本論はポール・ヴェルレーヌ(1844-1896)の詩集『歌詞のない恋歌』Romances sans paroles(1874)を対象に、「非人称的叙情」という観点から当時における詩人の企図を明らかにすることを目的としたものである。

 ヴェルレーヌは後年、詩集の序文や書簡等において、自らの著作の大部分を統括する « personnel » という概念について語っている。これは個人の感性、心情に根ざした作品を総体として捉えるものと解釈されるが、その一方で、この枠組みに収まることのない « impersonnel » の概念で統治される作品の構想を晩年に至るまで持ち続けていた。
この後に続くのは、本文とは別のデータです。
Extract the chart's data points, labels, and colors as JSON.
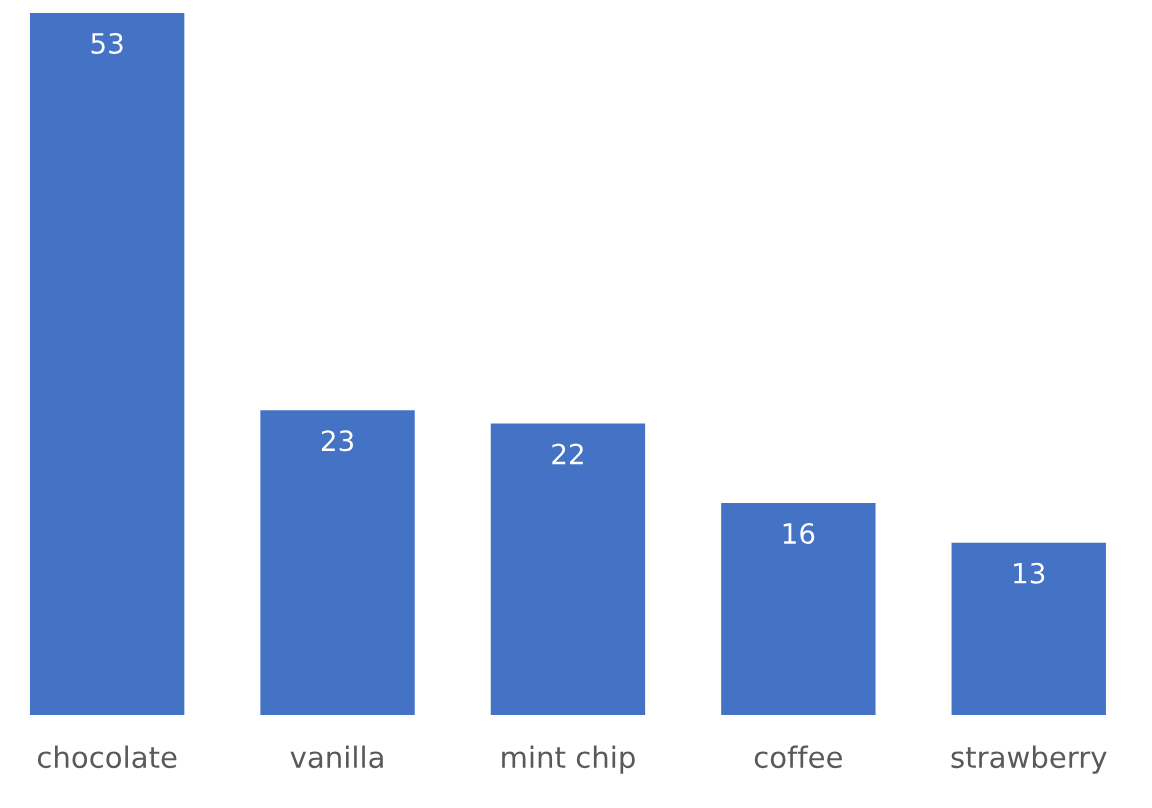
{
  "chart_data": {
    "type": "bar",
    "categories": [
      "chocolate",
      "vanilla",
      "mint chip",
      "coffee",
      "strawberry"
    ],
    "values": [
      53,
      23,
      22,
      16,
      13
    ],
    "color": "#4472c4",
    "data_labels": true,
    "grid": false,
    "legend": false
  }
}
しかし、« impersonnel » の語は著作や書簡に繰り返し現れるものの、その内容が厳密に定義されることはなく、詩人自身もこの概念を適用した作品の完成形を明確には思い描いていない。« impersonnel » の理想像を漠然と提示したり、またかつての試みに対して回顧的にこの語が冠される際にも、その内実は常に曖昧なものに留まる。詩篇《詩法》における示唆、またフランシス・ポワクトヴァン宛の書簡で告白される「ロビンソンもフライデーもいない『ロビンソン・クルーソー』」の構想などは、詩人自身が抱く計画がかろうじて可視化される数少ない例である。これらの比喩表現から詩人の思うところを推し量るのは困難であるが、その一方で、こうした表現によって指示される対象が、1874年の詩集『歌詞のない恋歌』とそれに続く時期の詩的実践であることは、関連する書簡や伝記的事実から論証される。

 厳密な定義が与えられることのない « impersonnel » の内実を探る手がかりは、まず『歌詞のない恋歌』というその表題に求められる。「言葉=歌詞」« paroles » をもって構築されるべき文学作品から « paroles » の要素を取り除き、「恋歌」 « romances » の持つような叙情性のみを残すという撞着的な夢想は、時期的に詩集と密接な関係を持つ《詩法》で示される、「文学ではないもの」を希求する詩人の姿勢と一致する。論証や雄弁を用いずに感情を表現する形式への憧憬は、『歌詞のない恋歌』を構成する各セクションのタイトルが「忘れられた小曲」、「ベルギー風景」、「水彩画」と、それぞれ音楽や絵画の相を帯びていることにも示される。これらの傍証から、ヴェルレーヌが思い描く « impersonnel » な作品とは、詩篇から個人性・状況の特殊性を取り除き、原因を定かとしないひとつの心的状態を提示することで読者との交感が可能となる場の生成であると解釈することができる。こうした « impersonnel » の様相については、この語が持つ他の含意と区別するためにも「非人称的」の訳語をあてて分析することが相応しく、またその名詞化である « impersonnalité » についても同様に「非人称性」という日本語への置き換えが妥当と判断される。これらの用語を導入することで、ヴェルレーヌ自身が定義することのなかった詩集の性質とその効果の特性は明確になる。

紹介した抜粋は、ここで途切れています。